In general, everything is clear! I have to go back to study all the materials from the very beginning because "the game is definitely worth the candle" ;o). Well, I didn't learn it in the institute (as I had a vague idea where it may come in handy later in life) - I'll learn it now. I have already downloaded your books which you recommended. I am reading them. And I also downloaded the unbeatable Wentzel book, just to shake out the old days ;o)!
I think not too quickly, but I will be able to implement for myself all that you described, because the essence of your strategy was set forth in full.

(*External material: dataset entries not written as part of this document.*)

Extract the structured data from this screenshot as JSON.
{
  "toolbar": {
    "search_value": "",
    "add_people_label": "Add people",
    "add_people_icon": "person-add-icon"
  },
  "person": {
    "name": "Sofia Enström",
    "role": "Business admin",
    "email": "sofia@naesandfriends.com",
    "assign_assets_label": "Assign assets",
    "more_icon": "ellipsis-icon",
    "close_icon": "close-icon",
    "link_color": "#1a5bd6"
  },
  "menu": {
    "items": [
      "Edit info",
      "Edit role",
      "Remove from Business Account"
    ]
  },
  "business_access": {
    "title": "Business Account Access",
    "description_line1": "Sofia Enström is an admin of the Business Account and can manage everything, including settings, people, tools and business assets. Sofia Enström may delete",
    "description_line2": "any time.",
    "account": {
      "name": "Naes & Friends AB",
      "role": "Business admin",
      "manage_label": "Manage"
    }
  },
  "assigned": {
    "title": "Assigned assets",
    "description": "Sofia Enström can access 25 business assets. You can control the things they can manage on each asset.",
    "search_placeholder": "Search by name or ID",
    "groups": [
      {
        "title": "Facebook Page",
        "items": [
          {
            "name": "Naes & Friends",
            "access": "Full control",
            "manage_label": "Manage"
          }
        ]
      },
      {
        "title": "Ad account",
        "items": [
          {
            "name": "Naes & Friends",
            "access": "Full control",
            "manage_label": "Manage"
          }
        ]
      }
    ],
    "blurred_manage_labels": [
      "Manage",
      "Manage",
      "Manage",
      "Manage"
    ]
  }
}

Medotica has been laid out.
Good luck and good trends.
Wavelets in case of one-dimensional sequences are good for analysis and determination of singular points on graphs (casp's), poorly defined by Fourier-methods, a variant of which is DCT. My goal was to smooth out a real function without lag, by transforming a DCT spectrum to keep the cuttings (mini-trend) and kick out the flies (noise). I have not seen much profit in using wavelets. Maybe it's for nothing.
Wavelets in the case of one-dimensional sequences are good for analyzing and determining special points on graphs (casp's), poorly defined by Fourier methods, a variant of which is DCT. My aim was to smooth out a real function without lag, by transforming a DCT spectrum so that the cutlets (mini-trend) are left and the flies (noise) are kicked out. I have not seen much profit in using wavelets. Maybe it is for nothing.
I just did not understand it deeply... May the newly computed DCT point change after the next bar appears? I.e. are previous, previously computed values recalculated ?
If yes, then wavelets are better ... imho, all other things being equal.
Yes, it is. DCT is an integral technique, i.e. the conversion is applied to the whole array at once.
The point is that genetically the wavelet transform also goes back to integral transforms. I won't dwell on mathematical details, I will only mention that the entire array is also recalculated in known to me implementations. Perhaps some modifications that require recalculation of only part of the array are used to analyze just financial sequences. Unfortunately, I'm not aware of it. I used the familiar classical methodology.